To define Graham's number, we use arrow notation. A single up-arrow is the exponentiation operator, or iterated multiplication (multiplication of course being iterated addition). A double arrow is iterated exponentiation. The triple arrow is iterated double-arrow, and so on:
m*n = m+m+m+m+...+m, n times. m^n = m*m*m*m*...*m, n times. m^^n = m^m^m^m^...^m, n times. This is sometimes referred to as a power tower. m^^^n = m^^m^^m^^m^^...^^m, n times = m^^m^^m^^m^^..^^x, with (n-2) m's, where x = m^m^m^m^..^m, m times.
And so on: Clearly this gets big quickly (although not as fast as other functions out there). An important property is that the order of operations starts at the right side and works to the left, as in the last example. Now for some examples:
2^2 = 2*2 = 4 2^^2 = 2^2 = 4 2^^^2 = 2^^2 = 4
2^3 = 2*2*2 = 8 2^^3 = 2^2^2 = 2^(4) = 16 2^^^3 = 2^^2^^2 = 2^^4 = 2^2^2^2 = 2^2^4 = 2^16 = 65536
3^3 = 3*3*3 = 27 3^^3 = 3^3^3 = 3^27 = 7,625,597,484,987 3^^^3 = 3^^3^^3 = 3^^(7,625,597,484,987) = 3^3^3^...^3 (7,625,597,484,987 times)
4^4 = 4*4*4*4 = 256 4^^4 = 4^4^4^4 = 4^4^256 = kinda big (but not very compared to later examples)
Okay, now we have an idea of up arrow notation, let's go to G_63. We start with G_0 (these are capital Gs with numerical subscripts).
G_0 = 3^^^^3 = 3^^^3^^^3 = 3^^^(3^^(7,625,597,484,987)) = REALLY HUGE
This blows the number of particles in the universe out of the water. (Last I hear, the estimated number of elementary particles was something like 2^100, but even if it were 2^(100^100) it isn't even comparable to this number.)
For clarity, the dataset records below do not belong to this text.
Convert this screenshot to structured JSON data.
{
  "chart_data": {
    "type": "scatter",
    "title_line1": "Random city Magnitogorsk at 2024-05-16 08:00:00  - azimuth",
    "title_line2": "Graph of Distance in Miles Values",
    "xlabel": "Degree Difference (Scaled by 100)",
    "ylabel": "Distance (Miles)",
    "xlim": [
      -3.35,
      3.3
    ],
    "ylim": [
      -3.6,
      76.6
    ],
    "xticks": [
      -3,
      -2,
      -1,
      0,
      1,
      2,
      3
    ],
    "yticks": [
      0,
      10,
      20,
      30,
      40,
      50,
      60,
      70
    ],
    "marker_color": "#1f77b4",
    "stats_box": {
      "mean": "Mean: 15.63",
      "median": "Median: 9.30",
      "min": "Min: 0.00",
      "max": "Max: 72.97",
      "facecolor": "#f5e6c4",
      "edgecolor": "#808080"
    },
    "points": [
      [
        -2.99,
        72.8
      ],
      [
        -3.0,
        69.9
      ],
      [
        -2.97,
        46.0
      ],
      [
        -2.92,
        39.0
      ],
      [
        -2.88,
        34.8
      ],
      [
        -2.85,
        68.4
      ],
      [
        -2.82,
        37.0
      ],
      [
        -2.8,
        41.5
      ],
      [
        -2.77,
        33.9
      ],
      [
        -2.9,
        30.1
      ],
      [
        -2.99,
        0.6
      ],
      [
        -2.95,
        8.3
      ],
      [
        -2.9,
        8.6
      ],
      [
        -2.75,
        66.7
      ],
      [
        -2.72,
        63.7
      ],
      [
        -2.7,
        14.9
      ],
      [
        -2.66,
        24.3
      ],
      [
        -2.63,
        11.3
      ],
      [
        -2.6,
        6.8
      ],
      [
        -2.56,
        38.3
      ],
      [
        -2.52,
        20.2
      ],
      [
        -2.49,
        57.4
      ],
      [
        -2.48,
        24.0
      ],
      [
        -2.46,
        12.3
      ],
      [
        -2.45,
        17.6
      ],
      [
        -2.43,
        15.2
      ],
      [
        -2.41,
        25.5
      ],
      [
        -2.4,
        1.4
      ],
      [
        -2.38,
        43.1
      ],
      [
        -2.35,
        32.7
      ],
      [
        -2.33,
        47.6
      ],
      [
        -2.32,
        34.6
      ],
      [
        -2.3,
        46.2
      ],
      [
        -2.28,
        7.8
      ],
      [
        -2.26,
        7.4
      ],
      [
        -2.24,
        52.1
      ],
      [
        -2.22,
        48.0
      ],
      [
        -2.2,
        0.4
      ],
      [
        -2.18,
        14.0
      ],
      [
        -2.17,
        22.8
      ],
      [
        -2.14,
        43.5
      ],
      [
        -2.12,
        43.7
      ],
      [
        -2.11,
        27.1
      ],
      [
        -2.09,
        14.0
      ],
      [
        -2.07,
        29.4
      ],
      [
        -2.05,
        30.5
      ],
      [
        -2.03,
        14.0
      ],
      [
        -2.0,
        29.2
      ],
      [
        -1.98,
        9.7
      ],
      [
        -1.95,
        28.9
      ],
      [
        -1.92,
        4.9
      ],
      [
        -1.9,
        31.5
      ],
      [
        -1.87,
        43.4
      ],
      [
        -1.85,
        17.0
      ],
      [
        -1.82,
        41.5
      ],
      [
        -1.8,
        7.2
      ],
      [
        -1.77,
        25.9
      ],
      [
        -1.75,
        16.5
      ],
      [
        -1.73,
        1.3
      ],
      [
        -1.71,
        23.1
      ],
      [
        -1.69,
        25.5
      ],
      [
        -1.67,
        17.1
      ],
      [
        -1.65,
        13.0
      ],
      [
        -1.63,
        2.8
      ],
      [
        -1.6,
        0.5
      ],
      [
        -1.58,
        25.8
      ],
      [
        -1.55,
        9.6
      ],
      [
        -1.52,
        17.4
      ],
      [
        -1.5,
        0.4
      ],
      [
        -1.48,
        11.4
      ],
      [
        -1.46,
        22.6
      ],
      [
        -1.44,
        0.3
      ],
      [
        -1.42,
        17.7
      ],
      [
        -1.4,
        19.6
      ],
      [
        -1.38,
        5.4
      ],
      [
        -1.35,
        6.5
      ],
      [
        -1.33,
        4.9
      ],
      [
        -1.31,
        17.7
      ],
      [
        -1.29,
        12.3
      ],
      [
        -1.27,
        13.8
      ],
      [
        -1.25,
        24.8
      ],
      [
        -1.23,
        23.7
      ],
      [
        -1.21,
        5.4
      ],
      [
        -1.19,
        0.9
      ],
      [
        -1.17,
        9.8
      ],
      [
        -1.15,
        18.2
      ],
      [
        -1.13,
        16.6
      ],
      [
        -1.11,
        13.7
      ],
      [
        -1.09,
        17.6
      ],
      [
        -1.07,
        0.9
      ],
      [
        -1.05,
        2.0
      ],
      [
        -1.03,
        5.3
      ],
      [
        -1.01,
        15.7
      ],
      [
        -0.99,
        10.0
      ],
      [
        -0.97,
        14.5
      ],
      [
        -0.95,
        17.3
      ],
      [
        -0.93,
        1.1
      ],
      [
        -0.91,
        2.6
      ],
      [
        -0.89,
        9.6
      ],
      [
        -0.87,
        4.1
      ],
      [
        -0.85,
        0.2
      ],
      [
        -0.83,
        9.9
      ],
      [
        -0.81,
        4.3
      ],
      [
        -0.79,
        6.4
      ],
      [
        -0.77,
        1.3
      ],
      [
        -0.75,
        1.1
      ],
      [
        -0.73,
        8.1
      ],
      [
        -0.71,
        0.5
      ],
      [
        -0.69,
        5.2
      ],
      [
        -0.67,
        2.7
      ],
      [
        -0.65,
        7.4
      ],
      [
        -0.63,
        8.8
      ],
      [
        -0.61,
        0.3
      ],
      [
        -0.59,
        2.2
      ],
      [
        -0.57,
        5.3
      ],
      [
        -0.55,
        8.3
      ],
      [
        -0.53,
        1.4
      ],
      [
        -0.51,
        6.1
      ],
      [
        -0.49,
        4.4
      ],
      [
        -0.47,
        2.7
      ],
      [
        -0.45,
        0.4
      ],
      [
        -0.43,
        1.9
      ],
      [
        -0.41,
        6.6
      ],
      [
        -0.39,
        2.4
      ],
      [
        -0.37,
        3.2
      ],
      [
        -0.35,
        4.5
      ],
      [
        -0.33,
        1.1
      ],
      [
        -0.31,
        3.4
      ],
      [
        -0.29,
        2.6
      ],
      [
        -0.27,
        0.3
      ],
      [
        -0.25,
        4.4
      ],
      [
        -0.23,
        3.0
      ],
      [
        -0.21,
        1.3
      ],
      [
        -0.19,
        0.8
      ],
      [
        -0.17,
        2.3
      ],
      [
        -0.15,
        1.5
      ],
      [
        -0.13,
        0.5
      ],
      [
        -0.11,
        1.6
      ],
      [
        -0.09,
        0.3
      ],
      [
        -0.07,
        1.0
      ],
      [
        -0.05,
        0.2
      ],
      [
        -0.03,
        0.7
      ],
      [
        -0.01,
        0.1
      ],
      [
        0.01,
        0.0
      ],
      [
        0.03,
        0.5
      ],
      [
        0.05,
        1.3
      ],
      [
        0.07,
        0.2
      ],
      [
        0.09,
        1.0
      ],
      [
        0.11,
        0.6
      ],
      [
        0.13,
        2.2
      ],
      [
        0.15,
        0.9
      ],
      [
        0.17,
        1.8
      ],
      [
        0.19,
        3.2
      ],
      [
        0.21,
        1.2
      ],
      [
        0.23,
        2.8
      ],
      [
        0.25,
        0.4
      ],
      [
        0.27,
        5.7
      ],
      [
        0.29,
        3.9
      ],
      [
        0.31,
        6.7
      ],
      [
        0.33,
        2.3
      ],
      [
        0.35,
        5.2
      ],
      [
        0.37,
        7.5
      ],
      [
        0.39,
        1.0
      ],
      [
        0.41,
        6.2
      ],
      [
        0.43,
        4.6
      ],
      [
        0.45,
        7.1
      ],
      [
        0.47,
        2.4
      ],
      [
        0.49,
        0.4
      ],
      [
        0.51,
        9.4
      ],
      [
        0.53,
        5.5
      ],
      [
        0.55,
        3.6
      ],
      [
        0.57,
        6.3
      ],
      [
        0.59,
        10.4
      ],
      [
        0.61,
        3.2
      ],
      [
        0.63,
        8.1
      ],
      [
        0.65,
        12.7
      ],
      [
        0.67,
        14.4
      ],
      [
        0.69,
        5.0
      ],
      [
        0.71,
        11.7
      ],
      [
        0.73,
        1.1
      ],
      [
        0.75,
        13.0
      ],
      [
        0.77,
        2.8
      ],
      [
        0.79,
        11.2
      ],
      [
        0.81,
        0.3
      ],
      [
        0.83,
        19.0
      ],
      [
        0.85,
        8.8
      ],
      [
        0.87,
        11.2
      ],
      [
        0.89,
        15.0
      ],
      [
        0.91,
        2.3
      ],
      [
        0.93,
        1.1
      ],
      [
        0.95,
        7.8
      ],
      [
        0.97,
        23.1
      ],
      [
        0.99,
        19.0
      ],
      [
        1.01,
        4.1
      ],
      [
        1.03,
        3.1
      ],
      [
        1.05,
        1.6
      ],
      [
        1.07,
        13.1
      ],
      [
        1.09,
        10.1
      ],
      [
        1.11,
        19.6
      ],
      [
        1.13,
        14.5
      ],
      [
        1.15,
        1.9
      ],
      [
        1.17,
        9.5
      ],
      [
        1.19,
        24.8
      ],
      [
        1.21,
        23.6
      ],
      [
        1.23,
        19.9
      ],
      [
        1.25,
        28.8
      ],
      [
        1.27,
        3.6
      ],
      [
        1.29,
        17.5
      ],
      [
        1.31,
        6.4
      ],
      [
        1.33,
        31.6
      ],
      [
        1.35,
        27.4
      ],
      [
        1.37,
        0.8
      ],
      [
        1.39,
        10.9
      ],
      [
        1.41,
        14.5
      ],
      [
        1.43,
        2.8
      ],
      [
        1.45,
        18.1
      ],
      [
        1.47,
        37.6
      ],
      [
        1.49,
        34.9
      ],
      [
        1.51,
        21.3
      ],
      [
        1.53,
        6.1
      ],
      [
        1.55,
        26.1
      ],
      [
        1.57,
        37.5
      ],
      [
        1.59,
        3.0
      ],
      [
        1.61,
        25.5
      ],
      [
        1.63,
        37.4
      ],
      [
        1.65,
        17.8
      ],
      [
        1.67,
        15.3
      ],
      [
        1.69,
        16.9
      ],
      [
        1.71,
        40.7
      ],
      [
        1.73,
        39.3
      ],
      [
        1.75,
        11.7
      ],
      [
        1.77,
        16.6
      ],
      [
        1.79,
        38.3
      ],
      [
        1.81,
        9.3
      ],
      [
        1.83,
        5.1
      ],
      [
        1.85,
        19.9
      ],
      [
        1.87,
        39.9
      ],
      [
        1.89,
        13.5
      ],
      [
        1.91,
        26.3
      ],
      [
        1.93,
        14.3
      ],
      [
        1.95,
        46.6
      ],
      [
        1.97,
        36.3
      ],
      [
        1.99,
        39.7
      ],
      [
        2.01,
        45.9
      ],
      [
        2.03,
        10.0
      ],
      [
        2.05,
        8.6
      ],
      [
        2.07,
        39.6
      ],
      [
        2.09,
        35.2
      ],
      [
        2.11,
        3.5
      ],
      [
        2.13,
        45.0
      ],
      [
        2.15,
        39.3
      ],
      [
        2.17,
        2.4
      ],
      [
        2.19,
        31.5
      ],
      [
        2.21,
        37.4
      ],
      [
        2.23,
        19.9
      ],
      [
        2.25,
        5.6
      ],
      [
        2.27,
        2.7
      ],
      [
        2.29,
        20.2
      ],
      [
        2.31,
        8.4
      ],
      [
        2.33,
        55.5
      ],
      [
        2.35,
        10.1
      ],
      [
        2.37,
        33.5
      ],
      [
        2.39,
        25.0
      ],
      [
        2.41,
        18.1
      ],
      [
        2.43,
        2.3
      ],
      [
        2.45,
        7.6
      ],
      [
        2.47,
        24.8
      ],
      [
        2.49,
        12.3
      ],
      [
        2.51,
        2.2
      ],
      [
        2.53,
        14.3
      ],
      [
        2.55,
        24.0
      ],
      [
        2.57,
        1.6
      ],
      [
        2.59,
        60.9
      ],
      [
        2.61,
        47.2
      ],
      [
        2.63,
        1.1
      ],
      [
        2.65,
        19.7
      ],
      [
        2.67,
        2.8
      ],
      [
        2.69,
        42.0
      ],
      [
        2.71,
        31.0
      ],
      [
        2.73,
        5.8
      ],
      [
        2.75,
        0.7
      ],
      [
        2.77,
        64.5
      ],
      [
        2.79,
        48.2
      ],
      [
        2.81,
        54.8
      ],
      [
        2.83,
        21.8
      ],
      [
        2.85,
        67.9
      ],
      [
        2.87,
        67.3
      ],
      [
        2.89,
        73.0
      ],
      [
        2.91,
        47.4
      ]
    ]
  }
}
Now, to get the next item in the series:
G_1 = 3^^^^..^3 where there are G_0 up arrows
wow
To continue:
G_2 = 3^^^^..^3 where there are G_1 up arrows
Continue this until you reach G_63 and you've found the upper limit to the problem stated before.
super wow
Interesting facts:
About notation: The Mathworld article on Graham's Number uses an alternative "little g" notation. It defines g_1 = G_0, g_2 = G_1, and so on. Therefore it gives the upper bound as g_64 instead of G_63.